Our garden was an avian haven. Elsa, who lived opposite, would bring over hanging feeders full of fat balls and teach us about the blue tits and cheeky sparrows who hung from them as they gorged. Stone nymphs held up bowls that Dad kept filled. Starlings splashed about in them. When they took flight they shed drops of water that shone like discarded diamonds. The green and gold on their wings caught the sun.

Pippa and I played while Dad dug over his vegetable patch at the weekends. The bloody-chested robin followed him, seeking the soft bodied and spineless in the freshly turned earth.

Dad had built a bird table, of all things, to celebrate our birth. It was a complex construction with different tiers. Our job was to lay out daily offerings of nuts and meal worms. At eight I could reach its lower levels but Pippa, my twin, needed a footstool and for Dad to hold her steady so that she didn’t fall.

Elsa taught me to recognize our visitors and all their peculiarities and folklore. Sometimes there were jackdaws, rooks, and ravens but it was monopolized by crows, which is why I dubbed it the crow palace. Though not the largest of the Corvidae, they were strong and stout. I watched them see off interlopers, such as squirrels, who hoped to dine.

After leaving our offerings we’d withdraw to the sun room to watch them gather.

“Birdies,” Pippa would say and clap.

The patio doors bore the brunt of her excitement; fogged breath and palm prints. Snot, if she had a cold. She touched my arm when she wanted to get my attention, which came out as a clumsy thump.

“I can see.”

Hearing my tone, Pippa inched away, looking chastised.

Dad closed in on the other side with a forced, jovial, “You’re quiet, what’s up?”

It was always the same. How are you feeling? What can I get you? Are you hungry? Did you have a bad dream last night?

“I’m fine.” Not a child’s answer. I sounded uptight. I didn’t have the emotional vocabulary to say, Go away. Your anxiety’s stifling me.

I put my forehead against the glass. In the far corner of the garden was the pond, which Dad had covered with safety mesh, unfortunately too late to stop Mum drowning herself in it. That’s where I found her, a jay perched on her back. It looked like it had pushed her in. That day the crow palace had been covered with carrion crows; bruisers whose shiny eyes were full of plots.

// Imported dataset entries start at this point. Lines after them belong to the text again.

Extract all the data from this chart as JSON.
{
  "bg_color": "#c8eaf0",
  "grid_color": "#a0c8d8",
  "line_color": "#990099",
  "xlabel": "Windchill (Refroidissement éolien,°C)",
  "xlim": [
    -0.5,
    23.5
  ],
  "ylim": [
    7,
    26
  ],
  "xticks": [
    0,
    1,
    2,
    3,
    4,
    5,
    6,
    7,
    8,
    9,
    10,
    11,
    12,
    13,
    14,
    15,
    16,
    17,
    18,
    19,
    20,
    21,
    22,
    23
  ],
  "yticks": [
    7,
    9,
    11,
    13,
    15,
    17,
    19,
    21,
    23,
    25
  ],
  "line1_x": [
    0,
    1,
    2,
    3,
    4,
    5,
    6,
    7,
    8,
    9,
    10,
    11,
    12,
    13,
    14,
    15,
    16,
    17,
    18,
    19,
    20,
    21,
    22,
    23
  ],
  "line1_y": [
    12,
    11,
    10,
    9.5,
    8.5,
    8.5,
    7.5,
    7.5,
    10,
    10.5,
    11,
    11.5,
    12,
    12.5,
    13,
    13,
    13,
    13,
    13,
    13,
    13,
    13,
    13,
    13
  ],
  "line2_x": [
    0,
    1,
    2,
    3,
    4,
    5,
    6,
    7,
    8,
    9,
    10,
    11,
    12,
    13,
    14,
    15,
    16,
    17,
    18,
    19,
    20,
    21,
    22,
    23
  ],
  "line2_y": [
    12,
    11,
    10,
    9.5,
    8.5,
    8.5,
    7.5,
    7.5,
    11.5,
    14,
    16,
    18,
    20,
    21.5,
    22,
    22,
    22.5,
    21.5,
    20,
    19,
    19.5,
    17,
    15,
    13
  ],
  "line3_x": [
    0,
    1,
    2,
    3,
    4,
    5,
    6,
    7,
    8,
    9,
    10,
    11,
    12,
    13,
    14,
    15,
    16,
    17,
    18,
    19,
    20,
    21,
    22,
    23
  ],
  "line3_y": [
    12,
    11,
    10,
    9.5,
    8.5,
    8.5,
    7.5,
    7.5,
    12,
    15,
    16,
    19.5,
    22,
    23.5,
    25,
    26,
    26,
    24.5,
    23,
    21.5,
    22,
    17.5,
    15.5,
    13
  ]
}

I sit in a traffic queue, radio on, but all I hear is Elsa’s voice.

“Julie, it’s Elsa. From Fenby.”

As if I could forget the woman who brought us birthday presents, collected us from school, and who told me about bras, periods, and contraception (albeit in the sketchiest terms) when Dad was too squeamish for the task.

“Julie, you need to come home. I don’t know how to say this, so I’ll just come out with it. Your dad’s dead.” She paused. “He collapsed in the garden this morning. I’ll stay with Pippa until you get here.”

“Thank you.”

“You will come, won’t you?”

“Yes.”

Ten years and they jerk me back with one phone call.

The journey takes an hour longer than I expected. Oh, England, my sceptred and congested isle. I’m not sure if I’m glad of the delay or it’s making my dread worse.

The lane is in dire need of resurfacing so I have to slow down to navigate the potholes. I turn into the drive. It’s lined by overgrown bushes. I stop out of view of the house and walk the rest of the way. I’m not ready for Pip and Elsa yet.

The Beeches should be handsome. It’s crying out for love. Someone should chip off the salmon-pink stucco and take it back to its original red brick. The garden wraps around it on three sides, widest at the rear. I head there first.

The crow palace is the altar of the childhood rituals that bound us. It looks like Dad’s lavished more love on it than the house. New levels have been added and parts of it replaced.

I stoop to pick something up from the ground. I frown as I turn it over and read the label. It’s an empty syringe wrapper. Evidence of the paramedics’ labors. The grass, which needs mowing, is trampled down. I think I can see where Dad lay.